La première étape d’une bonne gestion des risques liés aux cyberattaques est donc une prise de conscience de la haute direction. Pour mieux gérer la sécurité de votre PME, vous pourriez optimiser la gestion des réunions du conseil d’administration. Certaines solutions novatrices sont d’ailleurs disponibles pour améliorer vos pratiques de gouvernance. DiliTrust Exec, par exemple, est un outil sans papier et sécurisé consacré aux comités de direction.

«Cette solution permet la création simplifiée d’ordres du jour, la diffusion sécurisée aux membres, l’accès illimité aux réunions et archives et la possibilité d’approuver des résolutions», résume ainsi Yves Garagnon, président de la société DiliTrust. L’accès en temps réel à l’information, la prise de notes manuscrites dans l’application et la possibilité de signer électroniquement des documents sont quelques-unes des fonctions susceptibles d’améliorer l’efficacité et la sécurité des échanges entre les administrateurs.

 

3- Sécuriser vos données sensibles

Les avantages offerts par l’infonuagique ne font aucun doute. Toute PME qui se tourne vers ce type de solution doit néanmoins veiller à la sécurité de ses données. Vous pourriez ainsi avoir intérêt à rechercher un fournisseur possédant la certification ISO 27001, une norme internationale de sécurité des systèmes d'information. «L’algorithme de cryptage AES 256, la protection contre les attaques en force brute et la double authentification sont d’autres moyens à considérer pour faire de votre sécurité organisationnelle virtuelle une priorité», ajoute l’expert.

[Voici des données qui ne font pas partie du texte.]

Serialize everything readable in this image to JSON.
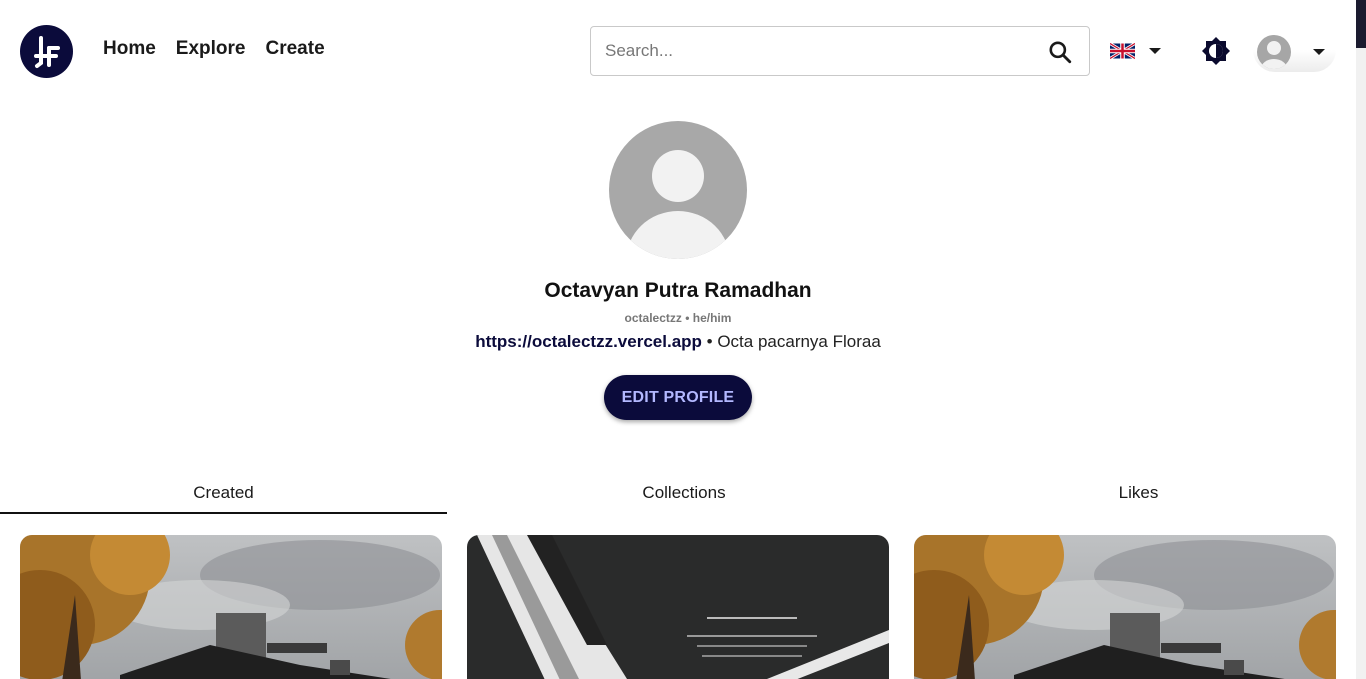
{
  "nav": {
    "home": "Home",
    "explore": "Explore",
    "create": "Create"
  },
  "search": {
    "placeholder": "Search..."
  },
  "profile": {
    "name": "Octavyan Putra Ramadhan",
    "handle": "octalectzz • he/him",
    "website": "https://octalectzz.vercel.app",
    "bio_separator": " • ",
    "bio": "Octa pacarnya Floraa",
    "edit_button": "EDIT PROFILE"
  },
  "tabs": [
    {
      "label": "Created",
      "active": true
    },
    {
      "label": "Collections",
      "active": false
    },
    {
      "label": "Likes",
      "active": false
    }
  ],
  "cards": [
    {
      "image": "house-autumn-photo"
    },
    {
      "image": "the-weekend-house-magazine-photo"
    },
    {
      "image": "house-autumn-photo"
    }
  ],
  "colors": {
    "brand": "#0b0b3b",
    "button_text": "#b3b8ff"
  },
  "icons": {
    "logo": "lf-logo",
    "search": "search-icon",
    "language": "uk-flag-icon",
    "theme": "brightness-icon",
    "user": "user-avatar-icon"
  }
}
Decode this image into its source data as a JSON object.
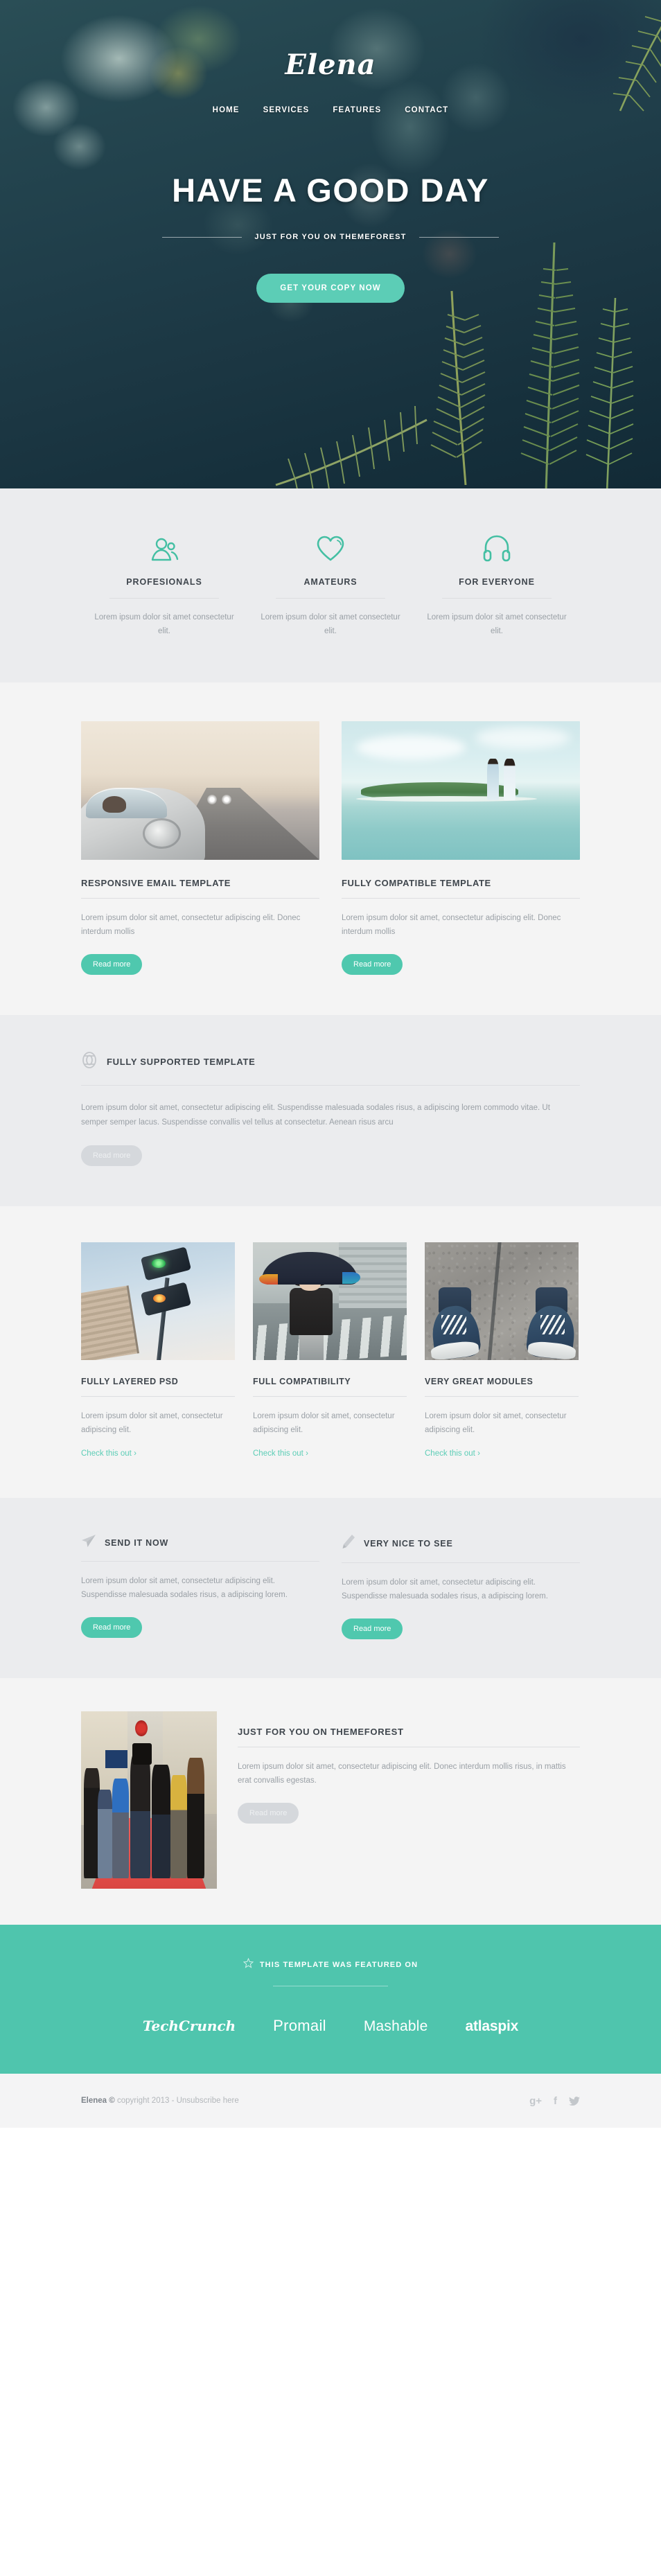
{
  "hero": {
    "logo": "Elena",
    "nav": [
      {
        "label": "HOME"
      },
      {
        "label": "SERVICES"
      },
      {
        "label": "FEATURES"
      },
      {
        "label": "CONTACT"
      }
    ],
    "title": "HAVE A GOOD DAY",
    "subtitle": "JUST FOR YOU ON THEMEFOREST",
    "cta_label": "GET YOUR COPY NOW"
  },
  "features": {
    "items": [
      {
        "icon": "users-icon",
        "title": "PROFESIONALS",
        "text": "Lorem ipsum dolor sit amet consectetur elit."
      },
      {
        "icon": "heart-icon",
        "title": "AMATEURS",
        "text": "Lorem ipsum dolor sit amet consectetur elit."
      },
      {
        "icon": "headphones-icon",
        "title": "FOR EVERYONE",
        "text": "Lorem ipsum dolor sit amet consectetur elit."
      }
    ]
  },
  "two_column": {
    "items": [
      {
        "image": "vintage-car-on-road-photo",
        "title": "RESPONSIVE EMAIL TEMPLATE",
        "text": "Lorem ipsum dolor sit amet, consectetur adipiscing elit. Donec interdum mollis",
        "button_label": "Read more"
      },
      {
        "image": "couple-on-island-photo",
        "title": "FULLY COMPATIBLE TEMPLATE",
        "text": "Lorem ipsum dolor sit amet, consectetur adipiscing elit. Donec interdum mollis",
        "button_label": "Read more"
      }
    ]
  },
  "supported": {
    "icon": "lifebuoy-icon",
    "title": "FULLY SUPPORTED TEMPLATE",
    "text": "Lorem ipsum dolor sit amet, consectetur adipiscing elit. Suspendisse malesuada sodales risus, a adipiscing lorem commodo vitae. Ut semper semper lacus. Suspendisse convallis vel tellus at consectetur. Aenean risus arcu",
    "button_label": "Read more"
  },
  "three_column": {
    "items": [
      {
        "image": "traffic-light-photo",
        "title": "FULLY LAYERED PSD",
        "text": "Lorem ipsum dolor sit amet, consectetur adipiscing elit.",
        "link_label": "Check this out  ›"
      },
      {
        "image": "umbrella-girl-photo",
        "title": "FULL COMPATIBILITY",
        "text": "Lorem ipsum dolor sit amet, consectetur adipiscing elit.",
        "link_label": "Check this out  ›"
      },
      {
        "image": "sneakers-photo",
        "title": "VERY GREAT MODULES",
        "text": "Lorem ipsum dolor sit amet, consectetur adipiscing elit.",
        "link_label": "Check this out  ›"
      }
    ]
  },
  "pair": {
    "items": [
      {
        "icon": "paper-plane-icon",
        "title": "SEND IT NOW",
        "text": "Lorem ipsum dolor sit amet, consectetur adipiscing elit. Suspendisse malesuada sodales risus, a adipiscing lorem.",
        "button_label": "Read more"
      },
      {
        "icon": "pencil-icon",
        "title": "VERY NICE TO SEE",
        "text": "Lorem ipsum dolor sit amet, consectetur adipiscing elit. Suspendisse malesuada sodales risus, a adipiscing lorem.",
        "button_label": "Read more"
      }
    ]
  },
  "wide_feature": {
    "image": "red-carpet-photographers-photo",
    "title": "JUST FOR YOU ON THEMEFOREST",
    "text": "Lorem ipsum dolor sit amet, consectetur adipiscing elit. Donec interdum mollis risus, in mattis erat convallis egestas.",
    "button_label": "Read more"
  },
  "featured_band": {
    "icon": "star-icon",
    "title": "THIS TEMPLATE WAS FEATURED ON",
    "brands": [
      {
        "name": "TechCrunch"
      },
      {
        "name": "Promail"
      },
      {
        "name": "Mashable"
      },
      {
        "name": "atlaspix"
      }
    ]
  },
  "footer": {
    "brand": "Elenea ©",
    "copyright": " copyright 2013 - Unsubscribe here",
    "socials": [
      {
        "icon": "google-plus-icon",
        "glyph": "g+"
      },
      {
        "icon": "facebook-icon",
        "glyph": "f"
      },
      {
        "icon": "twitter-icon",
        "glyph": "ᴠ"
      }
    ]
  },
  "colors": {
    "accent_teal": "#4fc8ae",
    "hero_cta": "#5ccdb6",
    "band": "#4fc5ad",
    "heading": "#3f464d",
    "body_text": "#9aa0a6",
    "muted_button": "#d5d8dc"
  }
}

4- Prévoir de la formation en ligne

«L’engagement des employés est primordial lorsque vient le moment de faire de la sensibilisation à la cybersécurité», affirme l’expert. Vos employés doivent comprendre que les conséquences d’une fraude informatique auront des impacts majeurs au sein de votre PME. Tout employé doit d’ailleurs participer à la prévention de telles intrusions. Il est donc essentiel d’impliquer l’ensemble de vos troupes dans un processus de vigilance.

Cette sensibilisation débute bien souvent par une simple formation en ligne! «Le respect de certaines mesures peut faire toute la différence. Envoyer un courriel par le biais d’une plateforme non sécurisée, verrouiller l’ordinateur à la fin de la journée et s’assurer de détruire les mots de passe à l’écrit en sont quelques exemples», énumère-t-il.

5- Mesurer le niveau de vulnérabilité de vos employés

«C’est bien de rédiger une politique dédiée à la sécurité, mais encore faut-il s’assurer qu’elle soit respectée», dit Yves Garagnon. La mise en place et le suivi de KPIs (key performance indicators, de l’anglais), ou indicateurs clés de performance doivent permettre d’optimiser l’efficacité des mesures de gouvernance en place. À cette étape, plusieurs tactiques peuvent être mises à profit pour tester les réactions de vos équipes de travail. Une simulation d’hameçonnage ou le recours à un audit externe, par exemple, sont deux moyens de contrôle qui s’avèrent souvent bien efficaces. Vos employés passeront-ils le test?